Exhibit 4.3
November 8, 2019
RTW Master Fund, Ltd.
RTW Innovation Master Fund, Ltd.
RTW Venture Fund Limited c/o
RTW Investments, LP 412 West
15th Street, Floor 9, New York,
NY, 10011 USA Attn: Roderick
Wong, M.D.
Re:IPO Participation Right
This letter agreement (this “Agreement”) memorializes the agreement and understanding between RTW Master Fund, Ltd., RTW Innovation Master Fund, Ltd. and RTW Venture Fund Limited (collectively, “RTW”), on the one hand, and Avidity Biosciences, Inc., a Delaware corporation (the “Company”), on the other hand, regarding the Company’s grant to RTW of the right to participate in the Company’s future initial public offering of its equity securities on the terms, and subject to the conditions, set forth below.
The Company is entering into this Agreement as a material inducement to cause RTW to enter into that certain Series C Preferred Stock Purchase Agreement, dated as of the date hereof, by and among the Company, RTW and the other purchasers named therein (the “Purchase Agreement”).
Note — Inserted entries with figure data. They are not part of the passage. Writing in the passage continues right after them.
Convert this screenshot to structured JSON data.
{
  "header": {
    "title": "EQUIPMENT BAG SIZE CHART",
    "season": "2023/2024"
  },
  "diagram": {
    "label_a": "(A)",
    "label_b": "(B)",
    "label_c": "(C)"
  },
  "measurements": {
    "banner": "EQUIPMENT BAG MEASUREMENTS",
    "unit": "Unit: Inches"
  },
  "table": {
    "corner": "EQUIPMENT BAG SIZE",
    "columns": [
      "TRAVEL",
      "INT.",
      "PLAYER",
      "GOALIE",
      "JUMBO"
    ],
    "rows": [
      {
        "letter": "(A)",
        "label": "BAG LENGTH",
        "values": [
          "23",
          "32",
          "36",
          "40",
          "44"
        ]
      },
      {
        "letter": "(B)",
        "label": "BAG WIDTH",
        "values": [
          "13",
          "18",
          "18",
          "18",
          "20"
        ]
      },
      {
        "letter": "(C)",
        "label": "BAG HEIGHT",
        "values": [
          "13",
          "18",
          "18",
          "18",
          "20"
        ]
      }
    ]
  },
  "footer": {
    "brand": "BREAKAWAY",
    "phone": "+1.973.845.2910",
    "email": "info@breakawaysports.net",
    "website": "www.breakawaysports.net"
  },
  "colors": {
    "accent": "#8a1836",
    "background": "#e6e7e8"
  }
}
Capitalized terms not otherwise defined herein shall have the meanings ascribed to such terms in the Purchase Agreement and, to the extent not defined therein, such terms shall have the meanings ascribed to them in that certain Registration Rights Agreement, dated as of the date hereof, by and among the Company, RTW and the parties named therein.
In consideration of the foregoing and the mutual promises and covenants hereinafter set forth and for other good and valuable consideration, the receipt and sufficiency of which are hereby acknowledged, by execution of this Agreement, the parties hereto hereby agree as follows:
1. In connection with the Company’s sale of shares of its common stock (“Common Stock”) to the public in a firm-commitment underwritten public offering pursuant to an effective registration statement under the Securities Act (the “IPO”), the Company shall, within a reasonable period of time preceding the consummation of the IPO and in compliance with all applicable laws and regulations, use commercially reasonable efforts to provide RTW with the opportunity to purchase shares of Common Stock to be sold in the IPO (including any over-allotment option by the underwriters to the IPO, if any) at the same price per share at which the Common Stock offered in the IPO are being offered to the public (the “IPO Price”) (such right, the “Public Offering Participation Right”). If RTW exercises its Public Offering Participation Right, RTW shall have the right to purchase up to a number of shares of Common Stock to be sold in the IPO equal to (a) the Participation Right Percentage (as defined below), multiplied by, (b) the aggregate number of shares of Common Stock to be sold in the IPO (including any overallotment option by the underwriters to the IPO, if any). RTW may assign its Public Offering Participation Right to any of its Affiliates. For the avoidance of doubt, nothing in this Section 1 is intended to limit the number of shares that RTW or its Affiliates may acquire in the IPO outside of its Public Offering Participation Right. For purposes of this Agreement, the “Participation Right Percentage” shall mean a fraction, the numerator of which shall be equal to 150% of the number of shares of Common Stock held by RTW and its Affiliates immediately prior to the IPO (including all shares of Common Stock then issuable (directly or indirectly) upon conversion and/or exercise, as applicable, of any shares of the Company’s preferred stock (“Preferred Stock”) held by RTW and its Affiliates immediately prior to the IPO), and the denominator of which shall be the total number of outstanding shares of Common Stock (including all shares of Common Stock issuable (directly or indirectly) upon conversion and/or exercise, as applicable, of the Preferred Stock or other convertible securities then outstanding).